„Grüßt Gott?“ - Renaissance der Religion
Schon in der Vorstellungsrunde wurde offenbar, dass sich die Teilnehmer selbst verschiedensten Nuancierungen von Weltreligionen, aber auch dem Heidentum zuordnen. Am ersten Abend stellte Mitstipendiatin Jennifer Schmidt ihre Glaubensgemeinschaft „Fellowship of Isis“ vor, die als Unterform des Neopaganismus naturreligiösen Anschauungen folgt.

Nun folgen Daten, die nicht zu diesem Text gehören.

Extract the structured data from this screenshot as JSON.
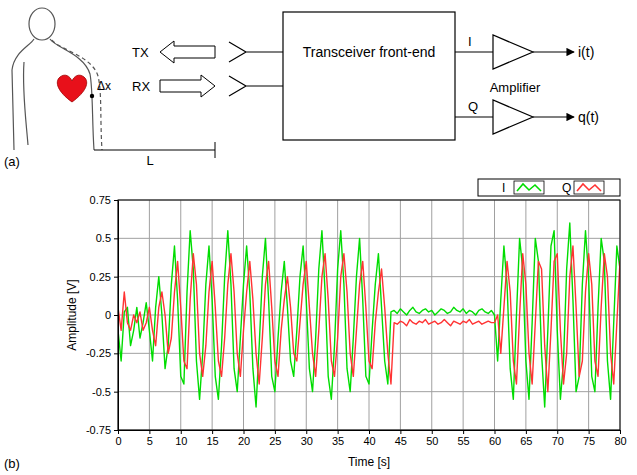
{
  "panel_labels": [
    "(a)",
    "(b)"
  ],
  "diagram": {
    "tx": "TX",
    "rx": "RX",
    "box": "Transceiver front-end",
    "i_channel": "I",
    "q_channel": "Q",
    "amplifier": "Amplifier",
    "i_output": "i(t)",
    "q_output": "q(t)",
    "displacement": "Δx",
    "distance": "L"
  },
  "chart_data": {
    "type": "line",
    "x_label": "Time [s]",
    "y_label": "Amplitude [V]",
    "x": [
      0,
      0.5,
      1,
      1.5,
      2,
      2.5,
      3,
      3.5,
      4,
      4.5,
      5,
      5.5,
      6,
      6.5,
      7,
      7.5,
      8,
      8.5,
      9,
      9.5,
      10,
      10.5,
      11,
      11.5,
      12,
      12.5,
      13,
      13.5,
      14,
      14.5,
      15,
      15.5,
      16,
      16.5,
      17,
      17.5,
      18,
      18.5,
      19,
      19.5,
      20,
      20.5,
      21,
      21.5,
      22,
      22.5,
      23,
      23.5,
      24,
      24.5,
      25,
      25.5,
      26,
      26.5,
      27,
      27.5,
      28,
      28.5,
      29,
      29.5,
      30,
      30.5,
      31,
      31.5,
      32,
      32.5,
      33,
      33.5,
      34,
      34.5,
      35,
      35.5,
      36,
      36.5,
      37,
      37.5,
      38,
      38.5,
      39,
      39.5,
      40,
      40.5,
      41,
      41.5,
      42,
      42.5,
      43,
      43.5,
      44,
      44.5,
      45,
      45.5,
      46,
      46.5,
      47,
      47.5,
      48,
      48.5,
      49,
      49.5,
      50,
      50.5,
      51,
      51.5,
      52,
      52.5,
      53,
      53.5,
      54,
      54.5,
      55,
      55.5,
      56,
      56.5,
      57,
      57.5,
      58,
      58.5,
      59,
      59.5,
      60,
      60.5,
      61,
      61.5,
      62,
      62.5,
      63,
      63.5,
      64,
      64.5,
      65,
      65.5,
      66,
      66.5,
      67,
      67.5,
      68,
      68.5,
      69,
      69.5,
      70,
      70.5,
      71,
      71.5,
      72,
      72.5,
      73,
      73.5,
      74,
      74.5,
      75,
      75.5,
      76,
      76.5,
      77,
      77.5,
      78,
      78.5,
      79,
      79.5,
      80
    ],
    "series": [
      {
        "name": "I",
        "color": "#00dd00",
        "values": [
          -0.1,
          -0.3,
          0.02,
          0.05,
          -0.2,
          -0.1,
          0.05,
          -0.15,
          -0.05,
          0.08,
          -0.1,
          -0.3,
          0.05,
          0.25,
          0.0,
          -0.35,
          -0.2,
          0.2,
          0.45,
          0.1,
          -0.4,
          -0.45,
          0.15,
          0.55,
          0.3,
          -0.3,
          -0.55,
          -0.25,
          0.2,
          0.45,
          0.1,
          -0.4,
          -0.55,
          -0.2,
          0.25,
          0.55,
          0.2,
          -0.35,
          -0.5,
          -0.15,
          0.2,
          0.45,
          0.15,
          -0.35,
          -0.6,
          -0.2,
          0.25,
          0.5,
          0.1,
          -0.4,
          -0.5,
          -0.15,
          0.15,
          0.35,
          0.05,
          -0.3,
          -0.4,
          -0.1,
          0.25,
          0.45,
          0.1,
          -0.35,
          -0.5,
          -0.15,
          0.3,
          0.55,
          0.15,
          -0.4,
          -0.55,
          -0.2,
          0.3,
          0.55,
          0.2,
          -0.35,
          -0.5,
          -0.15,
          0.25,
          0.5,
          0.1,
          -0.4,
          -0.45,
          -0.1,
          0.2,
          0.4,
          0.05,
          -0.3,
          -0.45,
          0.02,
          0.03,
          0.01,
          0.04,
          0.02,
          0.0,
          0.03,
          0.05,
          0.02,
          0.01,
          0.03,
          0.04,
          0.02,
          0.03,
          0.0,
          0.02,
          0.04,
          0.03,
          0.01,
          0.02,
          0.05,
          0.03,
          0.02,
          0.04,
          0.01,
          0.03,
          0.02,
          0.0,
          0.03,
          0.04,
          0.02,
          0.01,
          0.03,
          0.0,
          -0.3,
          0.1,
          0.45,
          0.2,
          -0.35,
          -0.55,
          0.0,
          0.5,
          0.3,
          -0.3,
          -0.55,
          -0.05,
          0.5,
          0.35,
          -0.25,
          -0.6,
          -0.1,
          0.45,
          0.55,
          -0.1,
          -0.55,
          -0.3,
          0.3,
          0.6,
          0.1,
          -0.5,
          -0.4,
          0.2,
          0.55,
          0.25,
          -0.4,
          -0.5,
          0.05,
          0.5,
          0.35,
          -0.3,
          -0.55,
          -0.05,
          0.45,
          0.3
        ]
      },
      {
        "name": "Q",
        "color": "#ff3333",
        "values": [
          0.05,
          -0.1,
          0.15,
          -0.05,
          -0.1,
          0.0,
          -0.05,
          0.02,
          -0.1,
          -0.05,
          0.05,
          -0.1,
          -0.2,
          0.05,
          0.15,
          0.0,
          -0.25,
          -0.15,
          0.15,
          0.35,
          0.05,
          -0.3,
          -0.35,
          0.1,
          0.4,
          0.2,
          -0.25,
          -0.4,
          -0.2,
          0.15,
          0.35,
          0.05,
          -0.3,
          -0.4,
          -0.15,
          0.2,
          0.4,
          0.15,
          -0.25,
          -0.4,
          -0.1,
          0.15,
          0.35,
          0.1,
          -0.25,
          -0.45,
          -0.15,
          0.2,
          0.35,
          0.05,
          -0.3,
          -0.4,
          -0.1,
          0.1,
          0.25,
          0.05,
          -0.25,
          -0.3,
          -0.05,
          0.2,
          0.35,
          0.05,
          -0.25,
          -0.4,
          -0.1,
          0.25,
          0.4,
          0.1,
          -0.3,
          -0.4,
          -0.15,
          0.25,
          0.4,
          0.15,
          -0.25,
          -0.4,
          -0.1,
          0.2,
          0.35,
          0.05,
          -0.3,
          -0.35,
          -0.05,
          0.15,
          0.3,
          0.05,
          -0.25,
          -0.45,
          -0.05,
          -0.06,
          -0.04,
          -0.05,
          -0.07,
          -0.03,
          -0.05,
          -0.06,
          -0.04,
          -0.05,
          -0.03,
          -0.06,
          -0.05,
          -0.04,
          -0.06,
          -0.05,
          -0.03,
          -0.05,
          -0.07,
          -0.04,
          -0.05,
          -0.06,
          -0.04,
          -0.05,
          -0.03,
          -0.06,
          -0.05,
          -0.04,
          -0.06,
          -0.05,
          -0.04,
          -0.05,
          -0.05,
          0.0,
          -0.25,
          0.05,
          0.35,
          0.15,
          -0.3,
          -0.45,
          0.0,
          0.4,
          0.2,
          -0.25,
          -0.45,
          -0.05,
          0.35,
          0.3,
          -0.2,
          -0.5,
          -0.1,
          0.35,
          0.4,
          -0.1,
          -0.45,
          -0.25,
          0.25,
          0.45,
          0.05,
          -0.4,
          -0.3,
          0.15,
          0.4,
          0.2,
          -0.3,
          -0.4,
          0.05,
          0.4,
          0.25,
          -0.25,
          -0.45,
          -0.05,
          0.35
        ]
      }
    ],
    "xlim": [
      0,
      80
    ],
    "xticks": [
      0,
      5,
      10,
      15,
      20,
      25,
      30,
      35,
      40,
      45,
      50,
      55,
      60,
      65,
      70,
      75,
      80
    ],
    "ylim": [
      -0.75,
      0.75
    ],
    "yticks": [
      -0.75,
      -0.5,
      -0.25,
      0,
      0.25,
      0.5,
      0.75
    ],
    "grid": true,
    "legend": "upper right"
  }
}
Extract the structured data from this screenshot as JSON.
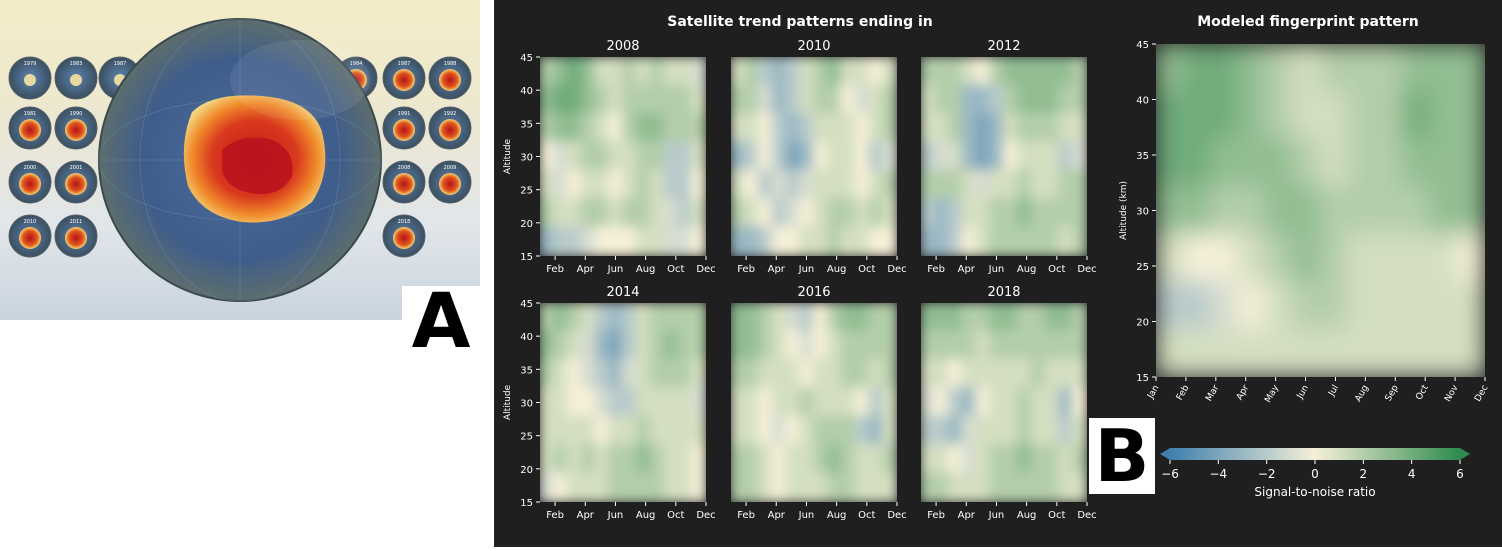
{
  "panel_a": {
    "label": "A",
    "thumbnail_years": [
      "1979",
      "1983",
      "1987",
      "1984",
      "1987",
      "1988",
      "1981",
      "1990",
      "1991",
      "1992",
      "2000",
      "2001",
      "2008",
      "2009",
      "2010",
      "2011",
      "2018"
    ]
  },
  "panel_b": {
    "label": "B"
  },
  "chart_data": [
    {
      "type": "heatmap",
      "title": "Satellite trend patterns ending in",
      "subplot_titles": [
        "2008",
        "2010",
        "2012",
        "2014",
        "2016",
        "2018"
      ],
      "xlabel": "",
      "ylabel": "Altitude",
      "x_ticks": [
        "Feb",
        "Apr",
        "Jun",
        "Aug",
        "Oct",
        "Dec"
      ],
      "y_ticks": [
        15,
        20,
        25,
        30,
        35,
        40,
        45
      ],
      "ylim": [
        15,
        45
      ],
      "months": [
        "Jan",
        "Feb",
        "Mar",
        "Apr",
        "May",
        "Jun",
        "Jul",
        "Aug",
        "Sep",
        "Oct",
        "Nov",
        "Dec"
      ],
      "altitudes": [
        45,
        40,
        35,
        30,
        25,
        20,
        15
      ],
      "panels": [
        {
          "name": "2008",
          "values": [
            [
              2,
              3,
              4,
              3,
              1,
              1,
              2,
              1,
              2,
              1,
              1,
              -1
            ],
            [
              3,
              4,
              4,
              3,
              2,
              1,
              2,
              2,
              2,
              2,
              2,
              1
            ],
            [
              2,
              3,
              3,
              2,
              1,
              0,
              2,
              3,
              3,
              2,
              2,
              2
            ],
            [
              0,
              -1,
              1,
              2,
              2,
              1,
              1,
              2,
              2,
              -2,
              -2,
              1
            ],
            [
              1,
              -1,
              0,
              1,
              1,
              0,
              1,
              2,
              1,
              -2,
              -2,
              0
            ],
            [
              2,
              1,
              1,
              2,
              2,
              1,
              2,
              2,
              1,
              -1,
              -2,
              1
            ],
            [
              -3,
              -2,
              -2,
              -1,
              0,
              0,
              0,
              1,
              1,
              -1,
              -1,
              0
            ]
          ]
        },
        {
          "name": "2010",
          "values": [
            [
              1,
              2,
              -2,
              -3,
              -2,
              1,
              2,
              3,
              1,
              1,
              0,
              1
            ],
            [
              2,
              2,
              -1,
              -3,
              -2,
              1,
              2,
              2,
              0,
              -1,
              1,
              2
            ],
            [
              1,
              1,
              0,
              -2,
              -3,
              -2,
              1,
              1,
              1,
              0,
              1,
              2
            ],
            [
              -3,
              -2,
              0,
              -2,
              -4,
              -3,
              0,
              1,
              1,
              0,
              -2,
              -1
            ],
            [
              1,
              0,
              -2,
              -1,
              -2,
              -1,
              1,
              1,
              1,
              0,
              1,
              2
            ],
            [
              2,
              1,
              0,
              -2,
              -1,
              0,
              1,
              2,
              2,
              1,
              2,
              1
            ],
            [
              -3,
              -3,
              -2,
              0,
              0,
              1,
              1,
              2,
              1,
              1,
              0,
              0
            ]
          ]
        },
        {
          "name": "2012",
          "values": [
            [
              2,
              2,
              2,
              1,
              0,
              2,
              3,
              3,
              3,
              3,
              3,
              2
            ],
            [
              1,
              2,
              2,
              -3,
              -3,
              -2,
              2,
              3,
              3,
              3,
              2,
              2
            ],
            [
              1,
              1,
              2,
              -3,
              -4,
              -3,
              1,
              2,
              2,
              2,
              1,
              1
            ],
            [
              -2,
              -1,
              1,
              -3,
              -4,
              -3,
              0,
              1,
              1,
              1,
              -2,
              -1
            ],
            [
              2,
              2,
              2,
              1,
              -1,
              1,
              1,
              2,
              1,
              1,
              2,
              2
            ],
            [
              -2,
              -3,
              -2,
              1,
              1,
              2,
              2,
              3,
              2,
              2,
              2,
              2
            ],
            [
              -3,
              -3,
              -2,
              0,
              1,
              2,
              2,
              2,
              2,
              2,
              1,
              2
            ]
          ]
        },
        {
          "name": "2014",
          "values": [
            [
              2,
              3,
              2,
              1,
              -2,
              -3,
              -2,
              1,
              2,
              2,
              2,
              2
            ],
            [
              3,
              2,
              1,
              -1,
              -3,
              -4,
              -2,
              1,
              2,
              3,
              2,
              2
            ],
            [
              2,
              1,
              0,
              -1,
              -2,
              -3,
              -1,
              1,
              2,
              2,
              2,
              1
            ],
            [
              1,
              1,
              0,
              0,
              -1,
              -2,
              -2,
              1,
              1,
              1,
              1,
              -1
            ],
            [
              1,
              1,
              1,
              1,
              0,
              1,
              1,
              2,
              1,
              1,
              1,
              1
            ],
            [
              1,
              2,
              1,
              2,
              1,
              2,
              2,
              3,
              2,
              1,
              1,
              0
            ],
            [
              -1,
              0,
              1,
              1,
              1,
              2,
              2,
              2,
              2,
              1,
              1,
              0
            ]
          ]
        },
        {
          "name": "2016",
          "values": [
            [
              3,
              3,
              2,
              1,
              -1,
              -2,
              0,
              2,
              3,
              3,
              2,
              2
            ],
            [
              3,
              3,
              2,
              1,
              0,
              -1,
              0,
              1,
              2,
              2,
              2,
              2
            ],
            [
              2,
              2,
              1,
              1,
              1,
              0,
              1,
              1,
              2,
              2,
              1,
              2
            ],
            [
              1,
              1,
              0,
              1,
              1,
              2,
              1,
              1,
              1,
              0,
              -2,
              1
            ],
            [
              1,
              1,
              0,
              -1,
              0,
              1,
              2,
              2,
              2,
              -2,
              -3,
              1
            ],
            [
              2,
              2,
              1,
              0,
              1,
              1,
              2,
              3,
              2,
              1,
              1,
              2
            ],
            [
              2,
              2,
              1,
              0,
              1,
              1,
              1,
              2,
              2,
              1,
              1,
              1
            ]
          ]
        },
        {
          "name": "2018",
          "values": [
            [
              3,
              3,
              3,
              2,
              2,
              3,
              3,
              2,
              2,
              3,
              3,
              2
            ],
            [
              2,
              2,
              2,
              2,
              1,
              2,
              2,
              2,
              2,
              2,
              2,
              2
            ],
            [
              1,
              1,
              0,
              1,
              1,
              1,
              1,
              1,
              2,
              1,
              1,
              1
            ],
            [
              -1,
              0,
              -2,
              -3,
              0,
              1,
              1,
              2,
              1,
              1,
              -3,
              0
            ],
            [
              -2,
              -2,
              -3,
              -1,
              1,
              1,
              1,
              2,
              1,
              1,
              -2,
              1
            ],
            [
              1,
              1,
              0,
              -1,
              1,
              2,
              2,
              3,
              2,
              2,
              1,
              2
            ],
            [
              2,
              2,
              1,
              1,
              1,
              2,
              2,
              2,
              2,
              2,
              1,
              1
            ]
          ]
        }
      ]
    },
    {
      "type": "heatmap",
      "title": "Modeled fingerprint pattern",
      "xlabel": "",
      "ylabel": "Altitude (km)",
      "x_ticks": [
        "Jan",
        "Feb",
        "Mar",
        "Apr",
        "May",
        "Jun",
        "Jul",
        "Aug",
        "Sep",
        "Oct",
        "Nov",
        "Dec"
      ],
      "y_ticks": [
        15,
        20,
        25,
        30,
        35,
        40,
        45
      ],
      "ylim": [
        15,
        45
      ],
      "altitudes": [
        45,
        40,
        35,
        30,
        25,
        20,
        15
      ],
      "values": [
        [
          3,
          4,
          4,
          3,
          2,
          1,
          2,
          2,
          2,
          3,
          3,
          3
        ],
        [
          4,
          4,
          4,
          3,
          2,
          1,
          1,
          2,
          2,
          4,
          3,
          3
        ],
        [
          4,
          4,
          3,
          3,
          3,
          2,
          1,
          2,
          2,
          3,
          3,
          3
        ],
        [
          3,
          3,
          2,
          2,
          3,
          3,
          2,
          2,
          2,
          2,
          3,
          3
        ],
        [
          1,
          0,
          0,
          1,
          2,
          3,
          2,
          1,
          1,
          1,
          1,
          0
        ],
        [
          -2,
          -2,
          -1,
          0,
          1,
          2,
          2,
          1,
          1,
          1,
          1,
          1
        ],
        [
          1,
          1,
          1,
          1,
          1,
          1,
          1,
          1,
          1,
          1,
          1,
          1
        ]
      ]
    },
    {
      "type": "colorbar",
      "label": "Signal-to-noise ratio",
      "ticks": [
        -6,
        -4,
        -2,
        0,
        2,
        4,
        6
      ],
      "range": [
        -6,
        6
      ],
      "colors": {
        "neg": "#3f7fae",
        "mid": "#f5f0d8",
        "pos": "#2e8a4e"
      }
    }
  ]
}
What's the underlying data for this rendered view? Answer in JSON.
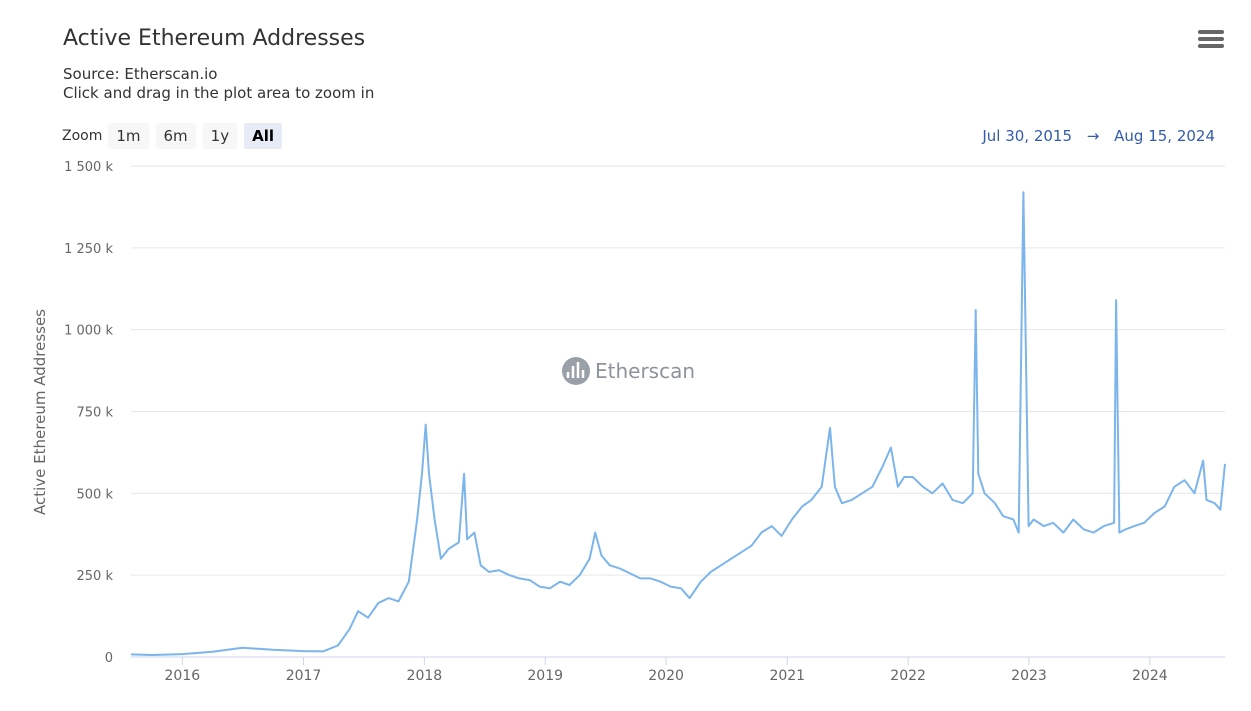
{
  "header": {
    "title": "Active Ethereum Addresses",
    "source": "Source: Etherscan.io",
    "hint": "Click and drag in the plot area to zoom in",
    "menu_icon": "hamburger-menu-icon"
  },
  "zoom": {
    "label": "Zoom",
    "buttons": [
      {
        "label": "1m",
        "active": false
      },
      {
        "label": "6m",
        "active": false
      },
      {
        "label": "1y",
        "active": false
      },
      {
        "label": "All",
        "active": true
      }
    ]
  },
  "range": {
    "from": "Jul 30, 2015",
    "arrow": "→",
    "to": "Aug 15, 2024"
  },
  "watermark": "Etherscan",
  "colors": {
    "line": "#7cb5ec",
    "range_text": "#335cad",
    "grid": "#e6e6e6"
  },
  "chart_data": {
    "type": "line",
    "title": "Active Ethereum Addresses",
    "ylabel": "Active Ethereum Addresses",
    "xlabel": "",
    "ylim": [
      0,
      1500000
    ],
    "xlim": [
      "2015-07-30",
      "2024-08-15"
    ],
    "y_ticks": [
      0,
      250000,
      500000,
      750000,
      1000000,
      1250000,
      1500000
    ],
    "y_tick_labels": [
      "0",
      "250 k",
      "500 k",
      "750 k",
      "1 000 k",
      "1 250 k",
      "1 500 k"
    ],
    "x_ticks": [
      "2016-01-01",
      "2017-01-01",
      "2018-01-01",
      "2019-01-01",
      "2020-01-01",
      "2021-01-01",
      "2022-01-01",
      "2023-01-01",
      "2024-01-01"
    ],
    "x_tick_labels": [
      "2016",
      "2017",
      "2018",
      "2019",
      "2020",
      "2021",
      "2022",
      "2023",
      "2024"
    ],
    "grid": true,
    "legend": "none",
    "series": [
      {
        "x": [
          "2015-07-30",
          "2015-10-01",
          "2016-01-01",
          "2016-04-01",
          "2016-07-01",
          "2016-10-01",
          "2017-01-01",
          "2017-03-01",
          "2017-04-15",
          "2017-05-20",
          "2017-06-15",
          "2017-07-15",
          "2017-08-15",
          "2017-09-15",
          "2017-10-15",
          "2017-11-15",
          "2017-12-10",
          "2017-12-25",
          "2018-01-05",
          "2018-01-15",
          "2018-02-01",
          "2018-02-20",
          "2018-03-15",
          "2018-04-15",
          "2018-05-01",
          "2018-05-10",
          "2018-06-01",
          "2018-06-20",
          "2018-07-15",
          "2018-08-15",
          "2018-09-15",
          "2018-10-15",
          "2018-11-15",
          "2018-12-15",
          "2019-01-15",
          "2019-02-15",
          "2019-03-15",
          "2019-04-15",
          "2019-05-15",
          "2019-06-01",
          "2019-06-20",
          "2019-07-15",
          "2019-08-15",
          "2019-09-15",
          "2019-10-15",
          "2019-11-15",
          "2019-12-15",
          "2020-01-15",
          "2020-02-15",
          "2020-03-12",
          "2020-04-15",
          "2020-05-15",
          "2020-06-15",
          "2020-07-15",
          "2020-08-15",
          "2020-09-15",
          "2020-10-15",
          "2020-11-15",
          "2020-12-15",
          "2021-01-15",
          "2021-02-15",
          "2021-03-15",
          "2021-04-15",
          "2021-05-10",
          "2021-05-25",
          "2021-06-15",
          "2021-07-15",
          "2021-08-15",
          "2021-09-15",
          "2021-10-15",
          "2021-11-10",
          "2021-12-01",
          "2021-12-20",
          "2022-01-15",
          "2022-02-15",
          "2022-03-15",
          "2022-04-15",
          "2022-05-15",
          "2022-06-15",
          "2022-07-15",
          "2022-07-24",
          "2022-08-01",
          "2022-08-20",
          "2022-09-20",
          "2022-10-15",
          "2022-11-15",
          "2022-12-01",
          "2022-12-15",
          "2022-12-31",
          "2023-01-15",
          "2023-02-15",
          "2023-03-15",
          "2023-04-15",
          "2023-05-15",
          "2023-06-15",
          "2023-07-15",
          "2023-08-15",
          "2023-09-15",
          "2023-09-21",
          "2023-10-01",
          "2023-10-20",
          "2023-11-15",
          "2023-12-15",
          "2024-01-15",
          "2024-02-15",
          "2024-03-15",
          "2024-04-15",
          "2024-05-15",
          "2024-06-10",
          "2024-06-20",
          "2024-07-15",
          "2024-08-01",
          "2024-08-15"
        ],
        "y": [
          8000,
          6000,
          9000,
          16000,
          28000,
          22000,
          18000,
          17000,
          35000,
          85000,
          140000,
          120000,
          165000,
          180000,
          170000,
          230000,
          420000,
          560000,
          710000,
          560000,
          420000,
          300000,
          330000,
          350000,
          560000,
          360000,
          380000,
          280000,
          260000,
          265000,
          250000,
          240000,
          235000,
          215000,
          210000,
          230000,
          220000,
          250000,
          300000,
          380000,
          310000,
          280000,
          270000,
          255000,
          240000,
          240000,
          230000,
          215000,
          210000,
          180000,
          230000,
          260000,
          280000,
          300000,
          320000,
          340000,
          380000,
          400000,
          370000,
          420000,
          460000,
          480000,
          520000,
          700000,
          520000,
          470000,
          480000,
          500000,
          520000,
          580000,
          640000,
          520000,
          550000,
          550000,
          520000,
          500000,
          530000,
          480000,
          470000,
          500000,
          1060000,
          560000,
          500000,
          470000,
          430000,
          420000,
          380000,
          1420000,
          400000,
          420000,
          400000,
          410000,
          380000,
          420000,
          390000,
          380000,
          400000,
          410000,
          1090000,
          380000,
          390000,
          400000,
          410000,
          440000,
          460000,
          520000,
          540000,
          500000,
          600000,
          480000,
          470000,
          450000,
          590000
        ]
      }
    ]
  }
}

Im Vordergrund steht dabei kein Schöpfungsgedanke, sondern die Lebensführung des Einzelnen nach einer universalisierbaren Maxime. Rituale, Feiertage und Symbole werden teilweise aus der germanischen Mythologie entlehnt. Da letztere zur Zeit des Nationalsozialismus massiv missbraucht wurde, entstand eine kontroverse Diskussion über Legitimität und Gefahren dieses Rückbezugs.
Im seinem Vortrag beschrieb Wolfgang Stützer als rheinländischer Katholik in teils biografischer Färbung seinen Zugang zum Glauben und verglich die großen Weltreligionen in ihrer phänomenologischen Entwicklung. So sieht er insbesondere Potenzial zur Revitalisierung von Religion in unserer Gesellschaft dadurch, dass diese weniger selbstverständlich geworden sei und ein neuer Bedarf nach spirituellem Diskurs und Hinwendung entstehe. Säkularisierung möchte er als Freiheit zu und nicht von Religion verstanden und keinesfalls zur Religion selbst erhoben sehen.
Als dritter Referent stellte Promotionsstipendiat Björn Mastiaux Auszüge seiner Forschung zu Beweggründen für die Mitgliedschaft in atheistischen Organisationen vor. Hierbei erläuterte er anhand von Interviews typische Auslösungsereignisse und analysierte atheistische Lebensführung und Anschauungen in Abgrenzung etwa zum Deismus oder Agnostizismus. Da sich seine Dissertation auf die Verhältnisse in den USA erstreckt, konnte er vielfach Vergleiche zu Deutschland anbringen und hob dabei den nicht immer einfachen Stand des organisierten Atheismus in beiden Gesellschaften hervor.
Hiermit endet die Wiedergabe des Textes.